## Line Chart: NSGA-II with N=n+1 on LOTZ
### Overview
The chart visualizes a Pareto front generated by the NSGA-II evolutionary algorithm with population size N=n+1 applied to the LOTZ problem. It shows four linear trade-off curves between two objective functions, f₁ and f₂, with distinct line styles and colors.
### Components/Axes
- **X-axis (f₁)**: Ranges from 0 to 120 in increments of 20.
- **Y-axis (f₂)**: Ranges from 0 to 120 in increments of 20.

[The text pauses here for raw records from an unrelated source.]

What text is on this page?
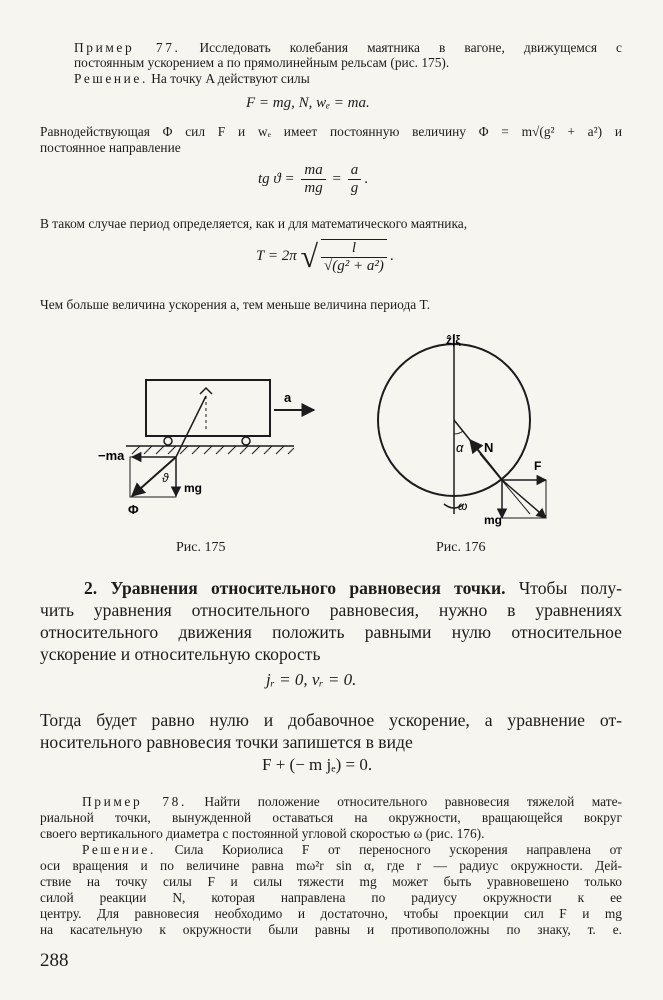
Пример 77. Исследовать колебания маятника в вагоне, движущемся с

постоянным ускорением a по прямолинейным рельсам (рис. 175).

Решение. На точку A действуют силы

F = mg, N, wₑ = ma.

Равнодействующая Φ сил F и wₑ имеет постоянную величину Φ = m√(g² + a²) и

постоянное направление

tg $ϑ = \frac{ma}{mg} = \frac{a}{g}$ .

В таком случае период определяется, как и для математического маятника,

T = 2π √ $\frac{l}{\text{√(g² + a²)}}$ .

Чем больше величина ускорения a, тем меньше величина периода T.

a
−ma
mg
ϑ
Φ
Рис. 175
ẑ|ξ
N
α
F
mg
ω
Рис. 176

2. Уравнения относительного равновесия точки. Чтобы полу-

чить уравнения относительного равновесия, нужно в уравнениях

относительного движения положить равными нулю относительное

ускорение и относительную скорость

jᵣ = 0, vᵣ = 0.

Тогда будет равно нулю и добавочное ускорение, а уравнение от-

носительного равновесия точки запишется в виде

F + (− m jₑ) = 0.

Пример 78. Найти положение относительного равновесия тяжелой мате-

риальной точки, вынужденной оставаться на окружности, вращающейся вокруг

своего вертикального диаметра с постоянной угловой скоростью ω (рис. 176).

Решение. Сила Кориолиса F от переносного ускорения направлена от

оси вращения и по величине равна mω²r sin α, где r — радиус окружности. Дей-

ствие на точку силы F и силы тяжести mg может быть уравновешено только

силой реакции N, которая направлена по радиусу окружности к ее

центру. Для равновесия необходимо и достаточно, чтобы проекции сил F и mg

на касательную к окружности были равны и противоположны по знаку, т. е.

288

- **Legend**: Located in the top-left corner, associating four line styles with colors:
- Solid red
- Dotted green
- Dashed orange
- Dash-dot black
### Detailed Analysis
1. **Solid Red Line**:
- Connects (0, 120) to (120, 0).
- Equation: f₂ = -f₁ + 120.
- Represents the outermost Pareto-optimal boundary.
2. **Dotted Green Line**:
- Connects (0, 90) to (90, 0).
- Equation: f₂ = -f₁ + 90.
- Parallel to the red line but shifted inward.
3. **Dashed Orange Line**:
- Connects (0, 60) to (60, 0).
- Equation: f₂ = -f₁ + 60.
- Further inward, maintaining parallelism.
4. **Dash-Dot Black Line**:
- Connects (0, 30) to (30, 0).
- Equation: f₂ = -f₁ + 30.
- Innermost curve, closest to the origin.
All lines have a slope of -1, indicating linear trade-offs between f₁ and f₂. The spacing between lines suggests incremental improvements in Pareto dominance.
### Key Observations
- All curves are straight and parallel, implying a linear relationship between objectives in this problem instance.
- The lines are evenly spaced vertically (30 units apart), suggesting uniform exploration of the Pareto front.
- No outliers or non-linear segments observed.
### Interpretation
The chart demonstrates that NSGA-II with N=n+1 efficiently explores the LOTZ problem's Pareto front, generating four distinct non-dominated solutions. The linear trade-offs suggest the problem has separable objectives or constraints that allow for straightforward optimization. The uniform spacing between curves may indicate consistent algorithmic performance across different population sizes or generations. This visualization highlights the algorithm's ability to balance exploration and exploitation in multi-objective optimization.